Em dois anos de isolamento provocado pela pandemia, a ruptura com a rotina de aulas, atividades extracurriculares, recreação, problemas de saúde em casa e a preocupação com a renda familiar, com pais sobrecarregados ou desempregados, estão deixando muitos jovens com medo, irritados e inseguros em relação ao futuro.
No início do mês, um evento chamou a atenção no Brasil pelo fato inusitado: 26 jovens sofreram uma crise de ansiedade “coletiva” em um colégio estadual no Recife (PE) e tiveram que ser atendidos pelo Serviço de Atendimento Móvel de Urgência (Samu). Os estudantes relataram instabilidades como choro excessivo, falta de ar e tremor. O episódio assustou pais e educadores e acendeu o sinal de alerta sobre o que está acontecendo com a saúde mental das crianças e jovens no pós-pandemia.

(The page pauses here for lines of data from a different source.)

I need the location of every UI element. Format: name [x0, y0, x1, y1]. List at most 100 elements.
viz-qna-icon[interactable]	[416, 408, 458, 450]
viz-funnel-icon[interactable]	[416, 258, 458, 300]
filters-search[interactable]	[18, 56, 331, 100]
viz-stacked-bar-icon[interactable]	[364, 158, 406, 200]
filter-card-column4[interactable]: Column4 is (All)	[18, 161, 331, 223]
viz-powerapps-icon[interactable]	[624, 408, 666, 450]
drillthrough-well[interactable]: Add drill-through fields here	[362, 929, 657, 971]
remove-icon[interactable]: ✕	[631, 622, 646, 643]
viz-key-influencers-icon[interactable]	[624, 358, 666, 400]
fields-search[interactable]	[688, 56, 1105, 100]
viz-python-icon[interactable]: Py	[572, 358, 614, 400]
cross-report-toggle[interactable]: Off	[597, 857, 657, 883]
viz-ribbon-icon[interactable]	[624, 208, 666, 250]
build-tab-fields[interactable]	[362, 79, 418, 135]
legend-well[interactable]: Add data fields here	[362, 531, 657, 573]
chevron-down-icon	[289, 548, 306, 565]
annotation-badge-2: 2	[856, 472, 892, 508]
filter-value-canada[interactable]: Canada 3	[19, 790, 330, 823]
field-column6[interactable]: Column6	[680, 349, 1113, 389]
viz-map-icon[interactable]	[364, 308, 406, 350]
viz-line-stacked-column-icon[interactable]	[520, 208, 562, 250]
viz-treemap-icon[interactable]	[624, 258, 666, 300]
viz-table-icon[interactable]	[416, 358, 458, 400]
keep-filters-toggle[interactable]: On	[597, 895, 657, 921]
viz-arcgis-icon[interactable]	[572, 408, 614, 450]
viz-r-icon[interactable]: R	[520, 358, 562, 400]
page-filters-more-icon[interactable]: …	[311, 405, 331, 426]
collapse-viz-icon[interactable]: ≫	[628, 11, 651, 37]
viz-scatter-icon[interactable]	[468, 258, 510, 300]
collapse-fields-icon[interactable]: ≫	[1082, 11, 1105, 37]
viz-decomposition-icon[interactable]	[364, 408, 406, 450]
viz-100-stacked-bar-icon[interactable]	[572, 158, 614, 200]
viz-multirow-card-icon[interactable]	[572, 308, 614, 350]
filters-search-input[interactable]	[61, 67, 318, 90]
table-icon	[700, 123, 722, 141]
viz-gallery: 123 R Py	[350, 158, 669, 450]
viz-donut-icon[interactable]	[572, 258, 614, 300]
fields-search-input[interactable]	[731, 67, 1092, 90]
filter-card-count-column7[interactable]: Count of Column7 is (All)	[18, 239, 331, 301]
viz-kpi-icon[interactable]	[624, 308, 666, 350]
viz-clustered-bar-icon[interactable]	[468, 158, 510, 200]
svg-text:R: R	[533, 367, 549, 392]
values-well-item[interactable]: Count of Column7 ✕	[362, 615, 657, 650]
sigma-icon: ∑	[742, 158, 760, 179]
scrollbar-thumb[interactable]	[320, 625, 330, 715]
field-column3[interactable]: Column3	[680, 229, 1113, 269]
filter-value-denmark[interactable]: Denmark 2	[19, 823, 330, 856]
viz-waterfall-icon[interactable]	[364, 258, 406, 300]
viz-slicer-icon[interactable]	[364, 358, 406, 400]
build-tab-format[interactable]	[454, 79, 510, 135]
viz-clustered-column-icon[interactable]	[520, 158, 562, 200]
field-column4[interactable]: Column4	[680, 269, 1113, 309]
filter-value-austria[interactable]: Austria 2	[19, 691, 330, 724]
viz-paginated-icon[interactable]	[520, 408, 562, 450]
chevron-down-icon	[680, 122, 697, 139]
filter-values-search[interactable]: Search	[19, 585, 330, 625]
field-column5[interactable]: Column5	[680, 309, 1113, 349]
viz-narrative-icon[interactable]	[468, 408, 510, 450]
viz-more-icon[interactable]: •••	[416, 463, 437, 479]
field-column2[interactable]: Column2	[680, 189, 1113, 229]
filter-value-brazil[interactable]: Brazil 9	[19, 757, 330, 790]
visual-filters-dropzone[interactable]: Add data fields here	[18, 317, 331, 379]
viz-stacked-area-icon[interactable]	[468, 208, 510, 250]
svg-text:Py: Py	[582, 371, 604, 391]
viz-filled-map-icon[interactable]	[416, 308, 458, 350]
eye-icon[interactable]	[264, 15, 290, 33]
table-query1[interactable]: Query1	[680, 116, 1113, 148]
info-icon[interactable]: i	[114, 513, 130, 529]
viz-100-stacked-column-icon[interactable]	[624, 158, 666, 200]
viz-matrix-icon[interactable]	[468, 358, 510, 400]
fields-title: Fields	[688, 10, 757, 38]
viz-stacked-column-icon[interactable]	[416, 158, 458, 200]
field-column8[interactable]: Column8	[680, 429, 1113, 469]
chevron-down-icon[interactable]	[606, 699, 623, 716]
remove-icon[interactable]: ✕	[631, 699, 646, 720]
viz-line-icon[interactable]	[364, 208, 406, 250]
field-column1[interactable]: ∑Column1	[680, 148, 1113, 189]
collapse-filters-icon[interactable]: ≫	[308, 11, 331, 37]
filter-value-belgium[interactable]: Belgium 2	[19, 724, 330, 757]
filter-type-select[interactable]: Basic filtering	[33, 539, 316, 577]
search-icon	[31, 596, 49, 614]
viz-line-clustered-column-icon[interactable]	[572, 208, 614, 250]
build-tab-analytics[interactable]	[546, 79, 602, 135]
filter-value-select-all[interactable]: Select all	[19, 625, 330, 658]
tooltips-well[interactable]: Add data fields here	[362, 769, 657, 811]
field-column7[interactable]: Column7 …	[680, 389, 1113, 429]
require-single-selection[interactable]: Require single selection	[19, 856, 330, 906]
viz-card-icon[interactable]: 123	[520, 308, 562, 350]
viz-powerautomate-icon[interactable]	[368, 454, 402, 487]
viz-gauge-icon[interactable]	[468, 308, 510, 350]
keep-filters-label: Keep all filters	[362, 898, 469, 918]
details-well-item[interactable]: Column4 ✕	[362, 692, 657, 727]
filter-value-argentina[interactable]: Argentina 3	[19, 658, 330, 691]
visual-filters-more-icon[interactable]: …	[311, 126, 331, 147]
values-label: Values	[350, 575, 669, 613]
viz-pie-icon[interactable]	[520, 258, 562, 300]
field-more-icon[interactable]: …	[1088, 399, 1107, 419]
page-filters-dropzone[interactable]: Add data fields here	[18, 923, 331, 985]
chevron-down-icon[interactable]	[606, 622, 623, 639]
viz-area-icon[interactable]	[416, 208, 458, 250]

A crise de ansiedade é provocada por algum gatilho. Esse tipo de transtorno, que atinge, em sua maioria, crianças e adolescentes, é caracterizado pela persistência e é considerado o mal do século por psicólogos e psiquiatras
Especialistas já alertavam para a “segunda pandemia”, de doenças mentais e emocionais: ansiedade, depressão, compulsão alimentar, TOC, irritabilidade, agressividade, síndrome do pânico, rebeldia, dificuldades de relacionamento, dificuldade de conviver e compartilhar espaços com outras crianças.
Não dá para fechar os olhos e achar que com o controle da pandemia está tudo voltando ao normal. As escolas e as famílias vão ter que encontrar formas de ajudar as crianças e adolescentes a processarem as vivências que tiveram no período de isolamento, os medos, perdas e o excesso de telas. É papel das escolas abrir espaço para essa discussão tão fundamental na vida das crianças e jovens, em que pese o cronograma escolar.
O momento exige atenção à saúde emocional, ao acolhimento, momentos de brincadeiras e menos cobrança curricular. Trazer os estudantes para dentro dessa discussão para, juntos, pais, escolas, professores e alunos, priorizarem a saúde mental e emocional.
Ansiedade, depressão, transtorno bipolar, transtorno de conduta, transtornos alimentares, entre outros, podem prejudicar significativamente a saúde, a educação e o futuro de crianças e jovens, com consequências pessoais, nas famílias e na sociedade como um todo.
Em função disso, não é possível pensar na pandemia controlada só pelo lado da redução do número de mortes e contaminados pela doença. É preciso ir além e investir urgentemente no cuidado da saúde mental e emocional desses jovens, buscando uma abordagem intersetorial, incluindo toda a sociedade na discussão de ações para a prevenção de doenças e promoção da saúde.
Não há uma atenção prioritária no Brasil em relação à saúde mental e o impacto na vida futura de crianças e adolescentes. Por isso, é fundamental que as autoridades governamentais criem programas e espaços para ajudar pais e escolas no atendimento desses jovens para que as emoções e perdas que tiveram durante a pandemia sejam devidamente acolhidas e resolvidas.